Background: Sarcoglycanopathies are severe, early-onset autosomal recessive Limb-girdle muscular dystrophies caused by pathogenic variants in SGCA, SGCB, SGCD, and SGCG. These variants disrupt the sarcoglycan (SG) complex within the dystrophin-glycoprotein complex (DGC), leading to progressive muscle weakness. While next-generation sequencing enables rapid variant detection, interpreting variants of uncertain significance (VUS)—especially rare missense variants—remains a major diagnostic challenge in neuromuscular medicine.
Objectives: To develop a high-throughput functional platform to systematically quantify the impact of all possible single-nucleotide variants (SNVs) in SG genes, providing an independent line of evidence for variant interpretation and understanding pathogenic mechanisms.

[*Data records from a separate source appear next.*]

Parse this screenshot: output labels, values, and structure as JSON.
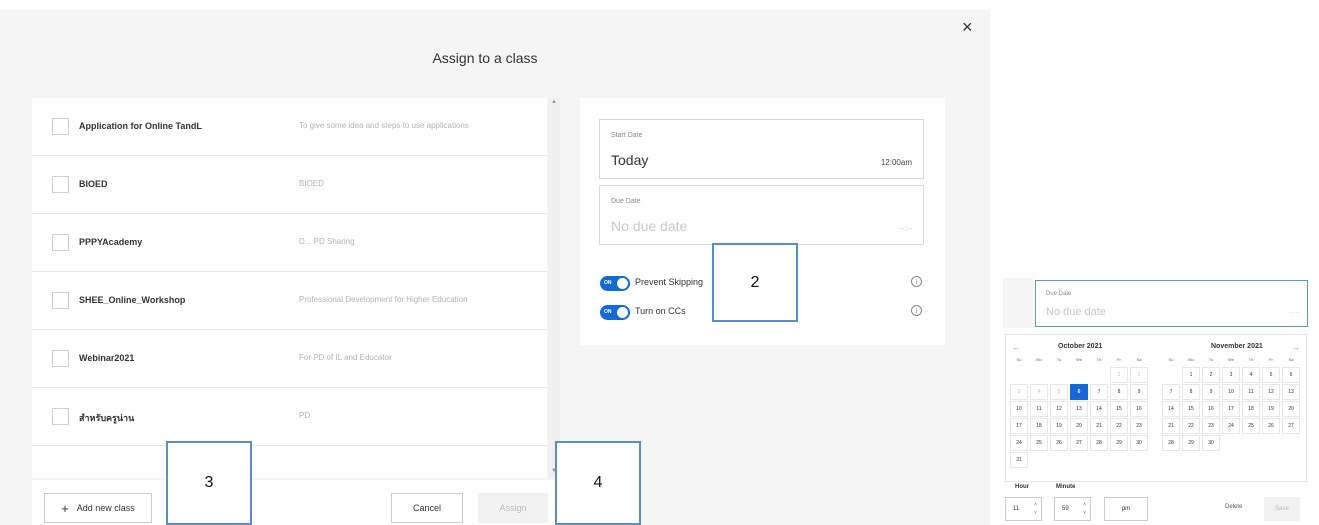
{
  "modal": {
    "title": "Assign to a class",
    "close": "×"
  },
  "classes": [
    {
      "name": "Application for Online TandL",
      "description": "To give some idea and steps to use applications"
    },
    {
      "name": "BIOED",
      "description": "BIOED"
    },
    {
      "name": "PPPYAcademy",
      "description": "D...  PD Sharing"
    },
    {
      "name": "SHEE_Online_Workshop",
      "description": "Professional Development for Higher Education"
    },
    {
      "name": "Webinar2021",
      "description": "For PD of IL and Educator"
    },
    {
      "name": "สำหรับครูน่าน",
      "description": "PD"
    }
  ],
  "footer": {
    "add_new_class": "Add new class",
    "add_icon": "+",
    "cancel": "Cancel",
    "assign": "Assign"
  },
  "settings": {
    "start_date_label": "Start Date",
    "start_date_value": "Today",
    "start_time": "12:00am",
    "due_date_label": "Due Date",
    "due_date_placeholder": "No due date",
    "due_time_placeholder": "--:--",
    "prevent_skipping": "Prevent Skipping",
    "turn_on_ccs": "Turn on CCs",
    "toggle_on_text": "ON",
    "info_glyph": "i"
  },
  "callouts": [
    "2",
    "3",
    "4"
  ],
  "picker": {
    "due_date_label": "Due Date",
    "due_date_placeholder": "No due date",
    "due_time_placeholder": "--:--",
    "prev": "←",
    "next": "→",
    "weekdays": [
      "Su",
      "Mo",
      "Tu",
      "We",
      "Th",
      "Fr",
      "Sa"
    ],
    "month1": {
      "title": "October 2021",
      "days": [
        "",
        "",
        "",
        "",
        "",
        "1",
        "2",
        "3",
        "4",
        "5",
        "6",
        "7",
        "8",
        "9",
        "10",
        "11",
        "12",
        "13",
        "14",
        "15",
        "16",
        "17",
        "18",
        "19",
        "20",
        "21",
        "22",
        "23",
        "24",
        "25",
        "26",
        "27",
        "28",
        "29",
        "30",
        "31"
      ],
      "muted_days": [
        "1",
        "2",
        "3",
        "4",
        "5"
      ],
      "selected_day": "6"
    },
    "month2": {
      "title": "November 2021",
      "days": [
        "",
        "1",
        "2",
        "3",
        "4",
        "5",
        "6",
        "7",
        "8",
        "9",
        "10",
        "11",
        "12",
        "13",
        "14",
        "15",
        "16",
        "17",
        "18",
        "19",
        "20",
        "21",
        "22",
        "23",
        "24",
        "25",
        "26",
        "27",
        "28",
        "29",
        "30"
      ]
    },
    "hour_label": "Hour",
    "minute_label": "Minute",
    "hour_value": "11",
    "minute_value": "59",
    "ampm": "pm",
    "delete": "Delete",
    "save": "Save",
    "spin_arrows": "˄\n˅"
  },
  "colors": {
    "accent": "#1469d6",
    "callout_border": "#5b8ec7"
  }
}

Results: We created a saturation mutagenesis library of all SGCA SNVs and measured cell surface expression via FACS in HEK-BDG cells (expressing SGCB, D&G). We obtained functional scores for 100% of SNVs using NGS. For residues 1-316, start-loss and nonsense variants were most damaging, while missense variants showed overlapping scores, pinpointing potentially damaging substitutions. Notably, variants in the last 71 C-terminal residues behaved differently: missense showed wild-type-like scores, and nonsense variants exhibited unexpectedly high surface expression, confirmed by immunofluorescence. This suggests alternative pathogenic mechanisms, such as disrupting intracellular interactions with DGC components, rather than solely impairing localization. SGCA scores aligned with gnomAD: rare variants (AF < 1.5e-05) showed diverse scores, while common variants clustered near wild-type. Our assay (AUC=0.92) outperformed all computational predictors (e.g., MAVERICK AUC=0.85). Preliminary experiments using SGCD and SGCG mini-libraries confirmed the approach, with variant abundance for known pathogenic and benign controls aligning with expected clinical classifications.
Conclusions: Our assay demonstrates strong predictive performance and is being scaled to the sarcoglycan complex and generalizable to other membrane-associated complexes. These results provide a robust framework for integrating functional data into ACMG variant classification, ultimately improving diagnostic accuracy and identifying patients suitable for targeted therapies for LGMD and other membrane protein-associated diseases.